Add option to disable K8s warning logs
MR 4211 in 16.2 added a new feature to surface the latest event with the highest severity related to a failed pod. The theory is that if there's an image pull failure or similar that's caused the error, now the user can actually see it.
However, this is wasting our devs time. We have a persistent K8s warning for our pods that basically says "it took slightly longer to bring up a pod because we waited for the volume to be created". The specific error doesn't matter here, only that there is one.
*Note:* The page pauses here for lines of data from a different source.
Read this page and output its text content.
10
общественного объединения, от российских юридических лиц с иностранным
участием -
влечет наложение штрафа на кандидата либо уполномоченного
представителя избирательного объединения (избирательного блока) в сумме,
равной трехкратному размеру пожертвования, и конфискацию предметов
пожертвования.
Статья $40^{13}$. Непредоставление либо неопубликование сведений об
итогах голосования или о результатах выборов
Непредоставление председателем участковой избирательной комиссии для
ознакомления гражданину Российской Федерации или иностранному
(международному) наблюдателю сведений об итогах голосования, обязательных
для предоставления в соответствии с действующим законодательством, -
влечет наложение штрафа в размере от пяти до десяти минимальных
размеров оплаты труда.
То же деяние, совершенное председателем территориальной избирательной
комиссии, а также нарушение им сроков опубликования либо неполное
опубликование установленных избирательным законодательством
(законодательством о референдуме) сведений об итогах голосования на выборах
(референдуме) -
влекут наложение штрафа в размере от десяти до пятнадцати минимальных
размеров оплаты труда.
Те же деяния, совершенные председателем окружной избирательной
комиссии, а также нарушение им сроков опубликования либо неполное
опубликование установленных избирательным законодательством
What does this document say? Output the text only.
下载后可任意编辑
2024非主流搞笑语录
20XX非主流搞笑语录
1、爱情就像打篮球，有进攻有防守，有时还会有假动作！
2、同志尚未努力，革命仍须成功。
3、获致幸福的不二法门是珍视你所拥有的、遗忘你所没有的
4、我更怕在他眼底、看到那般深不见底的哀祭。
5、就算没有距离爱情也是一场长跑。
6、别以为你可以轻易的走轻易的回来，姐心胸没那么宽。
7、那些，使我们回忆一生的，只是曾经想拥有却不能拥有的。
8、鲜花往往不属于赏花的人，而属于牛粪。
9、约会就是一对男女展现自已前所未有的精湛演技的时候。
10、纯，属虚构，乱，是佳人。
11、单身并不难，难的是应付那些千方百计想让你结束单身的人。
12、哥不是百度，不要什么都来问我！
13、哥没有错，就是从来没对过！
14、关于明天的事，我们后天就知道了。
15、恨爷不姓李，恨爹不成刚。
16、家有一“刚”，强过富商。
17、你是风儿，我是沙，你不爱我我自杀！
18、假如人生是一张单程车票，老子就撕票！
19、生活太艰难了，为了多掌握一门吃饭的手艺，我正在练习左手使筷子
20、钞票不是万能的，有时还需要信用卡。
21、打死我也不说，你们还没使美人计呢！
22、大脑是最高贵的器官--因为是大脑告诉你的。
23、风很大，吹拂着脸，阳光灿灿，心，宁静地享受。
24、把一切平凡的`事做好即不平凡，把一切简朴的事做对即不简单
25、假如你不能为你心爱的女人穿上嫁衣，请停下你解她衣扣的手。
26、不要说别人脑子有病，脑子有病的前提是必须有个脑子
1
Now, whenever a job fails, the dev sees something like this at the end of the log:
---job logs---
<ACTUAL JOB FAILURE REASON>
WARNING: Event retrieved from the cluster: 0/36 nodes are available: 36 waiting for ephemeral volume controller to create the persistentvolumeclaim "runner-x-project-1-concurrent-0-x-builds". preemption: 0/36 nodes are available: 36 Preemption is not helpful for scheduling.
Cleaning up project directory and file based variables
ERROR: Job failed: command terminated with exit code 1
Looking at this, it's super easy to miss the <ACTUAL JOB FAILURE REASON>
at the top, because of the big K8s warning. So we have many devs asking if there's an infrastructure problem when nothing is wrong at all.
If it's not the Preemption warning, there's sometimes a different log that we get simply because the pod doesn't come up super fast. There's always a warning for the system to print and it's confusing everyone. I've had to explain to dozens of devs that their real error is slightly higher so they can actually troubleshoot.
TL;DR: We'd like a configuration option to disable the additional K8s logs on job failure.